Gabrielle Demeestere was born and raised in France, and her filmmaking is definitely informed by French culture. As with most Parisians, she has always been a vociferous consumer of films. “The film culture there is so strong that, whether you’re educated or not, you have a pretty strong knowledge of film,” she says.
Also influential was California pop and surf culture, which had found its way to Europe. Her parents, in fact, had met in Berkeley, and she often spent childhood summers in California.

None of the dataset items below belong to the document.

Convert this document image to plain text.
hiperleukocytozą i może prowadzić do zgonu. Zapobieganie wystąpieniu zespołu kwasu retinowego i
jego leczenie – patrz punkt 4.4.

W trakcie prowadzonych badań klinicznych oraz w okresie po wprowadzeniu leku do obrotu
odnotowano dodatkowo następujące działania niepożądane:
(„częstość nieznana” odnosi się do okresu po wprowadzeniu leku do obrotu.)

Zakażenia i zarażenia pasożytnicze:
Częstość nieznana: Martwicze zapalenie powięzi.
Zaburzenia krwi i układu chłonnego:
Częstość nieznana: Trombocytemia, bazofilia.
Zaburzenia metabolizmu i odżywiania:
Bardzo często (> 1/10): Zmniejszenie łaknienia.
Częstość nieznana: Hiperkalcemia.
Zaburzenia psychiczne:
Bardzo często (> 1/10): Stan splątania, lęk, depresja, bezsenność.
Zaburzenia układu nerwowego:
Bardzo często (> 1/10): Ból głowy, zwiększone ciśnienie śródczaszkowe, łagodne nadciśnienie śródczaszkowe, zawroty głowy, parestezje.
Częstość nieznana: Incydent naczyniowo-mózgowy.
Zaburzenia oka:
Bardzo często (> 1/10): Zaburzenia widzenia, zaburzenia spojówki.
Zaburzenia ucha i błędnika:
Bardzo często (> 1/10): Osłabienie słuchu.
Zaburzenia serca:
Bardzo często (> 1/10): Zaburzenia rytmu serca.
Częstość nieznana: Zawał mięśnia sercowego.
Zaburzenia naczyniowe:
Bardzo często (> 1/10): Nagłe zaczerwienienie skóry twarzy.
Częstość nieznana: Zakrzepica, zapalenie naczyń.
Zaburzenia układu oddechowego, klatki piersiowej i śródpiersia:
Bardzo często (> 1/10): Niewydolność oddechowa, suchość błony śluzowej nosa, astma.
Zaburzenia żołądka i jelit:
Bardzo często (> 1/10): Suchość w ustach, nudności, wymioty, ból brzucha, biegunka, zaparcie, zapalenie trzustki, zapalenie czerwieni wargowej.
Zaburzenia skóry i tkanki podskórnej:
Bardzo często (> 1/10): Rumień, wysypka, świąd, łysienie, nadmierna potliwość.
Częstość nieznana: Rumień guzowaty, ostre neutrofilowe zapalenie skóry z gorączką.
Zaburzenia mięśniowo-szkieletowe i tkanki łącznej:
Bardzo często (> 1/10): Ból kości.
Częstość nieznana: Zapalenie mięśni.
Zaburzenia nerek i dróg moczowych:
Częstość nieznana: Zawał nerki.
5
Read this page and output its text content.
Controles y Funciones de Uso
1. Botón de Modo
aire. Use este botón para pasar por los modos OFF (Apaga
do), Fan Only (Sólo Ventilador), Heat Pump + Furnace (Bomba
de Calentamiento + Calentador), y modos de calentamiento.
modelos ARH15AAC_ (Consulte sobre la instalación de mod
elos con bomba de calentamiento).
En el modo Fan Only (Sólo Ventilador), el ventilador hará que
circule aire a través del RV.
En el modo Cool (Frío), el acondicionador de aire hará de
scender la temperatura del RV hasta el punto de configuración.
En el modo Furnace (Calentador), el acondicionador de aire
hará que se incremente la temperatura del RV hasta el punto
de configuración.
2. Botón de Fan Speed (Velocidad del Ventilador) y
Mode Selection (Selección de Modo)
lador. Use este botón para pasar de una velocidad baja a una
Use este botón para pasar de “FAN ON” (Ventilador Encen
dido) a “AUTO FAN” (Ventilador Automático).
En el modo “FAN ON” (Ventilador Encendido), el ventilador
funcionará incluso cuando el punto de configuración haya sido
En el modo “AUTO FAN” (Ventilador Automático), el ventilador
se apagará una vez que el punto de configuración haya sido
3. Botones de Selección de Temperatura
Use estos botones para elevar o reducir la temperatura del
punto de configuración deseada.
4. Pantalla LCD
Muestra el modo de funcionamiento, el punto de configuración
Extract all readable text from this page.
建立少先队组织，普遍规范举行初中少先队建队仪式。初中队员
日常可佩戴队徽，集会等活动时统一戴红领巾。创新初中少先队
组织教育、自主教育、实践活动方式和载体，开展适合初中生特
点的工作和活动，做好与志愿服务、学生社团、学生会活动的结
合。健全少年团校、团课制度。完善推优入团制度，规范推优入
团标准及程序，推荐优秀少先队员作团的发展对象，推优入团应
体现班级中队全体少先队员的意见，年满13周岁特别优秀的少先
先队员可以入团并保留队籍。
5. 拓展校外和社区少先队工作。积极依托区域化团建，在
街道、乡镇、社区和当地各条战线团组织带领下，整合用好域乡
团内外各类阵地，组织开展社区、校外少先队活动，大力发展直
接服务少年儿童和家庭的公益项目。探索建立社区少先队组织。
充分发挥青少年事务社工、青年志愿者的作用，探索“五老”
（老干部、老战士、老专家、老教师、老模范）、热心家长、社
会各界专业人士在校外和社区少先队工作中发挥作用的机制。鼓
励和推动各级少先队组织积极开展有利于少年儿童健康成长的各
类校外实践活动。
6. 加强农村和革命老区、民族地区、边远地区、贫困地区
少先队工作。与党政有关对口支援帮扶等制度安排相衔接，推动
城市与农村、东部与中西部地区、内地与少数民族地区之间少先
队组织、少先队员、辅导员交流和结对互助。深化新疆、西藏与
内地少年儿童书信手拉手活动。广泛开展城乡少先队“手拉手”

So it’s not surprising that her debut feature film, Yosemite, takes place in the Palo Alto suburbs in the 1980s. Adapted from A California Childhood, a collection of short stories by actor and writer James Franco, the movie is a restrained examination of childhood, following the evolving friendship of three 10-year-old boys “dealing with mortality for the first time when a mountain lion comes to town,” Gabrielle says. It premiered as the closing film for the Slapdance Film Festival and won the Tangerine Entertainment Juice Award for women filmmakers.
Gabrielle had always wanted to make films, but her route to becoming a director included a few twists and turns. She studied literature at Yale as an undergraduate student and worked in film production after graduation. She returned for a master’s degree in film studies, believing she could make her own movies on the side. Eventually, she decided to commit herself to the art of filmmaking and enrolled in New York University’s MFA program, which is where she first met James Franco.
Her past studies in literature, however, still contribute to Gabrielle’s filmmaking today. In addition to adapting Yosemite from two short stories (Gabrielle wrote a third part to make it a triptych), she also directed a segment of the film, “The Color of Time,” based on the poetry of C.K. Williams and starring James Franco, Mila Kunis, and Jessica Chastain. “It taught me a lot, I think, in terms of taking the feeling from the poem and having that guide the movie,” she says. “Of course you have the story line, but the feeling is almost the strongest element.”
Having mastered cinematic adaptations of poetry and short stories, Gabrielle is hoping to take on a novel one day: “It’s really great to challenge yourself and stretch your imagination by looking at elements in a book you may not have thought of yourself that can contribute to the story you’re trying to tell.” Although she won’t share any details yet, we’re excited to see what’s next for this young director.